I'm analyzing Illumina RNA-Seq data from three FADS1 knockout mice and three wild types. After running cuffdiff on the six samples, I see in genes.read_group_tracking that:
$ egrep "tracking_id|Fads1" genes.read_group_tracking | column -t | less -S
tracking_id condition replicate raw_frags internal_scaled_frags external_scaled_frags FPKM effective_length status
Fads1 null 0 1 0.880439 0.880439 0.0142817 - OK
Fads1 null 1 1 1.09692 1.09692 0.017661 - OK
Fads1 null 2 0 0 0 0 - OK
Fads1 wt 0 347 331.474 331.474 5.38128 - OK
Fads1 wt 1 251 246.101 246.101 3.96235 - OK
Fads1 wt 2 156 167.516 167.516 2.69709 - OK
yet in genes.fpkm_tracking and gene_exp.diff I see:
$ egrep "tracking|Fads1" genes.fpkm_tracking | cut -f 1,10-20 | column -t | less -S
tracking_id null_FPKM null_conf_lo null_conf_hi null_status wt_FPKM wt_conf_lo wt_conf_hi wt_status
Fads1 0.0106476 0 0.0303051 OK 4.01357 2.80322 5.21247 OK
$ egrep "q_value|Fads1" gene_exp.diff | cut -f 1,5-15 | column -t | less -S
test_id sample_1 sample_2 status value_1 value_2 log2(fold_change) test_stat p_value q_value significant
Fads1 null wt OK 0.0106476 4.01357 8.55822 4.1466 0.2495 0.999688 no
Where it seems like the confidence intervals are clearly separated, yet the P-value is much higher than my intuition would expect.
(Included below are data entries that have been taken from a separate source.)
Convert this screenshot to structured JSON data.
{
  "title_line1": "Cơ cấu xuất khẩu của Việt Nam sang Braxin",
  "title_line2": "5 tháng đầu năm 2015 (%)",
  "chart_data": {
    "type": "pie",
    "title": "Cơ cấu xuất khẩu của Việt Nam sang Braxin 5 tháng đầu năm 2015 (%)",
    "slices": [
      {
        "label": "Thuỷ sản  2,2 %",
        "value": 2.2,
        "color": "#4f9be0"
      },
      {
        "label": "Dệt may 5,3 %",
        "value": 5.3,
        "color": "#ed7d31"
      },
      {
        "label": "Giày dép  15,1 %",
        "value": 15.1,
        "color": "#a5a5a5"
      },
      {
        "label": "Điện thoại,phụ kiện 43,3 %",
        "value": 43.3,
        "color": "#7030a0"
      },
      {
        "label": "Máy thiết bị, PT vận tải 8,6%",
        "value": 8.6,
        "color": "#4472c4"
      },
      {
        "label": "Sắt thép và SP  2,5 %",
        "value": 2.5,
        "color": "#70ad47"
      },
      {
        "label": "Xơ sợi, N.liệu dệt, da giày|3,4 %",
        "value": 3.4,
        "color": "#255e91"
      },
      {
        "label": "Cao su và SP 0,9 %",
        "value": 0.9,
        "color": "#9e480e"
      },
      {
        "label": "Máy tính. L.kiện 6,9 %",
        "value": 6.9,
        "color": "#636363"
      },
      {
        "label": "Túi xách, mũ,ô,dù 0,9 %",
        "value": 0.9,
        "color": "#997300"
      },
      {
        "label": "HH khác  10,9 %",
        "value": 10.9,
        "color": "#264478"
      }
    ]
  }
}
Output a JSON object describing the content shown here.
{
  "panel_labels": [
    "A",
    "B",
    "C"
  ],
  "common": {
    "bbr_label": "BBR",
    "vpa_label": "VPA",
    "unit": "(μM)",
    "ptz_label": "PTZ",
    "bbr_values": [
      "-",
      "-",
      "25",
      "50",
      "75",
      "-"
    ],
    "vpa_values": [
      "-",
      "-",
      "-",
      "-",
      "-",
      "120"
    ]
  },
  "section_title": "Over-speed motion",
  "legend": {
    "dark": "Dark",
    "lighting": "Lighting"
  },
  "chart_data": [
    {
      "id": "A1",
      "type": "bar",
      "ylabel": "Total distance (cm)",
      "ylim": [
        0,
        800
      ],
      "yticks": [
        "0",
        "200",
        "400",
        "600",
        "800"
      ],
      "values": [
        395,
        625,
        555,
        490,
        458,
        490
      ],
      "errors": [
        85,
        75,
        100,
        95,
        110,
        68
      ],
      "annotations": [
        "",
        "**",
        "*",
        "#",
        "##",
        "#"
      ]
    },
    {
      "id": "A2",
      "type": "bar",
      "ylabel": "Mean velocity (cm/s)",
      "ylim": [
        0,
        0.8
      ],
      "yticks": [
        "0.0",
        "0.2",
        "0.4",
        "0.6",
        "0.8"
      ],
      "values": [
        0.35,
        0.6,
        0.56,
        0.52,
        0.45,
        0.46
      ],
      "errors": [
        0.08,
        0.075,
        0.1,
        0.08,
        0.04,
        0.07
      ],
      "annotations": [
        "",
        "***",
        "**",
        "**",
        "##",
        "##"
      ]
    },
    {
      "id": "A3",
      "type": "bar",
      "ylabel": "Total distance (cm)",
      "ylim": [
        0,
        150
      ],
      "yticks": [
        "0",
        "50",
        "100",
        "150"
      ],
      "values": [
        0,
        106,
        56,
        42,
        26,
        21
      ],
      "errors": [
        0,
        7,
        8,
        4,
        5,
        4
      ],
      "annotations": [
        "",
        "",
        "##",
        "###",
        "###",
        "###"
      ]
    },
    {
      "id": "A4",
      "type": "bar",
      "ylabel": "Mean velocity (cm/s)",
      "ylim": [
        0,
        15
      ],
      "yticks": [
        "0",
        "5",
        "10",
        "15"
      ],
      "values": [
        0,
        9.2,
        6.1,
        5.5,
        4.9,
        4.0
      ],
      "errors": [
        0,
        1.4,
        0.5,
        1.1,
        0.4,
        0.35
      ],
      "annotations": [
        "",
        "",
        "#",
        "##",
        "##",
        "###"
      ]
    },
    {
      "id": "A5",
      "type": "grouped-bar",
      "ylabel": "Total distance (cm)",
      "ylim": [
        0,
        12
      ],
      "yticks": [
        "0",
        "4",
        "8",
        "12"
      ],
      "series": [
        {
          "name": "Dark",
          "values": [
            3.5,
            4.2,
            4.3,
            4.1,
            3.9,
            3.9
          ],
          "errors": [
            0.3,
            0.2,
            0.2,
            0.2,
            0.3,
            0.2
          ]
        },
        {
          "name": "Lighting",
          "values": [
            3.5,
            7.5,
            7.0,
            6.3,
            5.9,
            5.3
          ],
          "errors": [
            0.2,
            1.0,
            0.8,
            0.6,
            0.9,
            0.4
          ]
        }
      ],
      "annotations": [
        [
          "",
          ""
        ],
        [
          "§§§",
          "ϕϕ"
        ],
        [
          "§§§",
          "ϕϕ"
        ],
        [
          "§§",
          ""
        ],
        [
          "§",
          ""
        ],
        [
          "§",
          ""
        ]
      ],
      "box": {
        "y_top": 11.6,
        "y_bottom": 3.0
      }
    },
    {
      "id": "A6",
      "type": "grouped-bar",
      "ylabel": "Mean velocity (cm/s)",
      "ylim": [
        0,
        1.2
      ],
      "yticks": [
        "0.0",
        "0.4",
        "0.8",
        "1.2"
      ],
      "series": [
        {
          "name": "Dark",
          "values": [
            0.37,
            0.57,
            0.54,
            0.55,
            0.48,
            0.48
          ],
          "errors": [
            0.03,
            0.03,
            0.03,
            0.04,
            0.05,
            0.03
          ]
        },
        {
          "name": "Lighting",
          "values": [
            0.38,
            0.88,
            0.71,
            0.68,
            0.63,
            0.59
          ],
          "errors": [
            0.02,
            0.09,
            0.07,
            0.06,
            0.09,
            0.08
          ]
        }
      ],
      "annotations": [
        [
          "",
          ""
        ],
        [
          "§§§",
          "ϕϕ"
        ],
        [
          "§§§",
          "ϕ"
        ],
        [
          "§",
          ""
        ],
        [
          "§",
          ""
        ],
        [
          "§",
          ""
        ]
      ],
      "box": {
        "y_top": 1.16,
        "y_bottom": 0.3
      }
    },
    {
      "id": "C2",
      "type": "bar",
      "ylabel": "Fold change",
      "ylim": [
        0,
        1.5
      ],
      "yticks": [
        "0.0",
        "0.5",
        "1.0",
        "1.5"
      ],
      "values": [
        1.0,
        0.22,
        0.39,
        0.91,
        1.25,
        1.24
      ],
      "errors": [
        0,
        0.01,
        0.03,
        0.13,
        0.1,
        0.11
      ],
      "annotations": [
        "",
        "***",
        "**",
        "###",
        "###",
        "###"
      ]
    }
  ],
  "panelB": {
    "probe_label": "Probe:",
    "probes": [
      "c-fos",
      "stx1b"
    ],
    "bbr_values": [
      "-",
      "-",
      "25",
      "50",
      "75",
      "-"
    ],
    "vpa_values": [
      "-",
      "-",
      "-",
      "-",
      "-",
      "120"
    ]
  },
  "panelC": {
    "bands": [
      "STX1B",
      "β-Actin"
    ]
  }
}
Any ideas of things to check?
For completeness the cuffdiff command was: cuffdiff -p 12 -o ./analysis/FADS1/cuffdiff -b /mnt/data1/refs/igenomes/Mus_musculus/UCSC/mm10/Sequence/WholeGenomeFasta/genome.fa -L null,wt /mnt/data1/refs/igenomes/Mus_musculus/UCSC/mm10/Annotation/Genes/genes.gtf <bams,from,null> <bams,from,wt>
I noticed a similar problem....did you solve this yet? Thanks!
We used edgeR and it seemed to detect the gene as DE without any problems. I don't have the p-value off-hand though.